新設住宅着工戸数の減少が続く中、ハウスメーカーやビルダーにとって、競合他社との差別化戦略が一層重要になる時代になってきている。
そこで重要度を増しているのが、長期保証をはじめ、継続的な点検・修繕・相談窓口を維持するアフターサービスだ。
「買って終わり」では顧客ロイヤルティは残らない。
住宅購入後、アフターサービスを通じて、いかに顧客との接点を維持し、信頼関係を構築するかが重要になる。
実際に、顧客満足度調査でも、アフターサービスは、住宅会社を選ぶ際の重要な評価軸となっている。
また、ストック市場開拓に向けてもアフターサービスが重要になる。
アフターサービスを通じて常日頃のつながりの中で信頼関係を構築し「生涯顧客化」することができれば、設備交換などのリフォーム、さらにはその先の大規模リフォーム、建て替えといった仕事に結びついていく。
アフターサービスが「選ばれる住宅会社」になるための必須の差別化戦略となっている。
また、進化する3つの中小工務店向けのアフターサービスを紹介する。


出典:(一財)住宅保証支援機構「令和6年度住宅取得者に対する保証・アフターサービスに関する認知度と潜在的需要に関するWEBアンケート調査」

住宅市場は非常に厳しい状況にある。

2025年8月の新設住宅着工戸数は、6万275戸(前年同月比9.8%減)で5カ月連続の大幅な減少となったが、これは4月以降、駆け込み需要の反動減が続いているためだ。

利用関係別にみると、持家が1万7532戸(同10.6%減)、貸家が2万6585戸(同8.1%減)、分譲が1万5819戸(同8.2%減)。また、分譲の内訳は、マンション6148戸(同18.0%減)、戸建て9476戸(同1.1%減)で、これら全ての項目で5カ月連続の減少となっている。

資材価格や人件費の上昇に加え、都市部を中心に土地価格も上昇しつづけており、住宅価格は上昇の一途をたどり、住宅の取得環境は悪化し続けている。

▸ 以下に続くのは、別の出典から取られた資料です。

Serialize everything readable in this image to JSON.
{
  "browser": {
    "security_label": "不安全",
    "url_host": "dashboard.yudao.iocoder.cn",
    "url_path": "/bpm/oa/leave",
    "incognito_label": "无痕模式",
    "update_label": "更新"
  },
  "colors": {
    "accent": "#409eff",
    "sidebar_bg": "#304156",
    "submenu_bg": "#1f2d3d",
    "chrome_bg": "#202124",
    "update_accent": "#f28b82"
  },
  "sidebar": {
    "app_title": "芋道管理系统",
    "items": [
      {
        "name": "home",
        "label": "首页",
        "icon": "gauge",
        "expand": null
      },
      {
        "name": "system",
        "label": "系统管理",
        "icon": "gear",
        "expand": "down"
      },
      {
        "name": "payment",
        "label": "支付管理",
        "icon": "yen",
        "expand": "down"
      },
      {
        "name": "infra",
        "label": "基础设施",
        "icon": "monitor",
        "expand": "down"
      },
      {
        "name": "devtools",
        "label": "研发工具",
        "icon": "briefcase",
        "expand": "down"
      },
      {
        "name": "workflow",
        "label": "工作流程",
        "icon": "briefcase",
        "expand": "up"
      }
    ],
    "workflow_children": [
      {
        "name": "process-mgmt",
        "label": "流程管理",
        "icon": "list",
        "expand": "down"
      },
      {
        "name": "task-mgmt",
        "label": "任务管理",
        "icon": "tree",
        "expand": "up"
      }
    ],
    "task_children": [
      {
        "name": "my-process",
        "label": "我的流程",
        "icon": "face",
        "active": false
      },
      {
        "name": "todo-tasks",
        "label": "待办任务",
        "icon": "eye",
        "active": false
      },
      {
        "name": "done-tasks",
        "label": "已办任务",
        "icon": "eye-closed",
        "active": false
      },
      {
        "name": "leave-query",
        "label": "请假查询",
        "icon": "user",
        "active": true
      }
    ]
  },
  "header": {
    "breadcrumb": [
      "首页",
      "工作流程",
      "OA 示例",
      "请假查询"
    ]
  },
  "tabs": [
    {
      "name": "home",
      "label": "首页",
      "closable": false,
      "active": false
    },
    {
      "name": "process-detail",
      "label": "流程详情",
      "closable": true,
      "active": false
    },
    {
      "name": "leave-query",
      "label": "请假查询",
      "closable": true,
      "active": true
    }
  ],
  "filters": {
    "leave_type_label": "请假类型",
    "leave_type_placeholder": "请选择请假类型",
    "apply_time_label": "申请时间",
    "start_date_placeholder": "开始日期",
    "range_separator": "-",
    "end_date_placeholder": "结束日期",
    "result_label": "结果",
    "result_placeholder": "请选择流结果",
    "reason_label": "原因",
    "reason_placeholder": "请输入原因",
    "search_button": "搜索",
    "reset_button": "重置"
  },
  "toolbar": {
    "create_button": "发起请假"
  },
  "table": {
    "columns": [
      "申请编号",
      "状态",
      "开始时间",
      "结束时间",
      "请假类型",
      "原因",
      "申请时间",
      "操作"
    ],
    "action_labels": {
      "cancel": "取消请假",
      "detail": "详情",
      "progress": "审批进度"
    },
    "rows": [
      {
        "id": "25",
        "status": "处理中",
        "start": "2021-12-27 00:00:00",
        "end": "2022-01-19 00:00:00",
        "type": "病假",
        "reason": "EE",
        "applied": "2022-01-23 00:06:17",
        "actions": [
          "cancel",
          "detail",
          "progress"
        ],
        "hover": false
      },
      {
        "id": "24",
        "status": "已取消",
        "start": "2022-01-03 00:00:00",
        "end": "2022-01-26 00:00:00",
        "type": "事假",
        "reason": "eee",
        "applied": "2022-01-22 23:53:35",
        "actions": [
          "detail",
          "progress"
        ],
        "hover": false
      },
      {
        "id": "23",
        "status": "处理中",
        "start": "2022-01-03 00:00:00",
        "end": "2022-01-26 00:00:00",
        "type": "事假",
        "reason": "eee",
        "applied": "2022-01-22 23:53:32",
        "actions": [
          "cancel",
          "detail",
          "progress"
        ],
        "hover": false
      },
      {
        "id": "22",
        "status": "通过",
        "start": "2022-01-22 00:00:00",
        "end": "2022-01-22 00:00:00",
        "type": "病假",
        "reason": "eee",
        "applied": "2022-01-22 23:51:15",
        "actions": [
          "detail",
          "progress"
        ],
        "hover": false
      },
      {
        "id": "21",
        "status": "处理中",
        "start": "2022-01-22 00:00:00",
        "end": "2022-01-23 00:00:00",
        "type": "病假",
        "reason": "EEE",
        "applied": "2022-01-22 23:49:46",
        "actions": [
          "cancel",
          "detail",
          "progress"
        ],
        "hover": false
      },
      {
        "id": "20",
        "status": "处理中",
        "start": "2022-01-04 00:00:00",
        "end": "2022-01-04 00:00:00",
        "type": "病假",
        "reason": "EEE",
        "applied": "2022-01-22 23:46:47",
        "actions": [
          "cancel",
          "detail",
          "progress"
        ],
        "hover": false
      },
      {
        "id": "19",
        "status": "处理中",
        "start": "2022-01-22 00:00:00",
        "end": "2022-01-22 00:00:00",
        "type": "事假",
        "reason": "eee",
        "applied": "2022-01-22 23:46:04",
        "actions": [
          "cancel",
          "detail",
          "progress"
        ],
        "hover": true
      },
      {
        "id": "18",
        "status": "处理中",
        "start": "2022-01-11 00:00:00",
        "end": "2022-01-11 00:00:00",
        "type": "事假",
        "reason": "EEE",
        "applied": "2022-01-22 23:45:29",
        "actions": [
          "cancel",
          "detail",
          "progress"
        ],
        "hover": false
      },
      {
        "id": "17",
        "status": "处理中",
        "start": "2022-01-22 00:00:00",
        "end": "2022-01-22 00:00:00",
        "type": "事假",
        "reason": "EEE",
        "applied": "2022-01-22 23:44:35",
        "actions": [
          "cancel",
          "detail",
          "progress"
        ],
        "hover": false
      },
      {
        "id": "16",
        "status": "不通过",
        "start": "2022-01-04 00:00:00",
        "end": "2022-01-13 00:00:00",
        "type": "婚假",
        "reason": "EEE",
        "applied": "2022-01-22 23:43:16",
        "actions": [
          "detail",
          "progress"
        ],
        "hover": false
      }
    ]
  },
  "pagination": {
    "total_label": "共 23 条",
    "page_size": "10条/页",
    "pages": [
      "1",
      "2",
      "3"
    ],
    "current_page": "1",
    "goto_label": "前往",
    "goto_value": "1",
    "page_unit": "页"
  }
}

人口減少、世帯減少などもあり、今後も中長期的に国内の新築住宅市場は縮小していくと見込まれている。受注競争はさらに厳しくなっていくことが予想される。

新築戸建購入者の7割が保証サービス重視

こうした厳しい市場環境の中で、ハウスメーカー、ビルダーなどが強化しているのが、長期保証をはじめとした、継続的な点検・修繕・相談窓口を維持するアフターサービスだ。アフターサービスを通じて、引き渡した住宅を長く大切に維持管理し続ける、姿勢を示すことで、差別化につなげようとする住宅会社が増えている。
住まいも人も長寿命化する中で、住宅購入者の意識も変わってきている。住まい探しをする際に、保証サービスを重視する人が増えているのだ。

(一財)住宅保証支援機構の調査によると、「ハウスメーカー、工務店、不動産会社などの選定や、物件選びに保証サービスが影響した」と回答した人は、新築戸建購入者のうち70.5%と多い。詳しくみると、「大きく影響した」が10.0%、「影響した」が22.8%、「ある程度影響した」が37.7%となっている。

また、実際に住宅を購入してから5年以内に不具合が起き、修理が必要になった人は28.7%にのぼった。4人に1人以上が何らかの不具合を報告しており、その保証サービスの重要性がうかがえる。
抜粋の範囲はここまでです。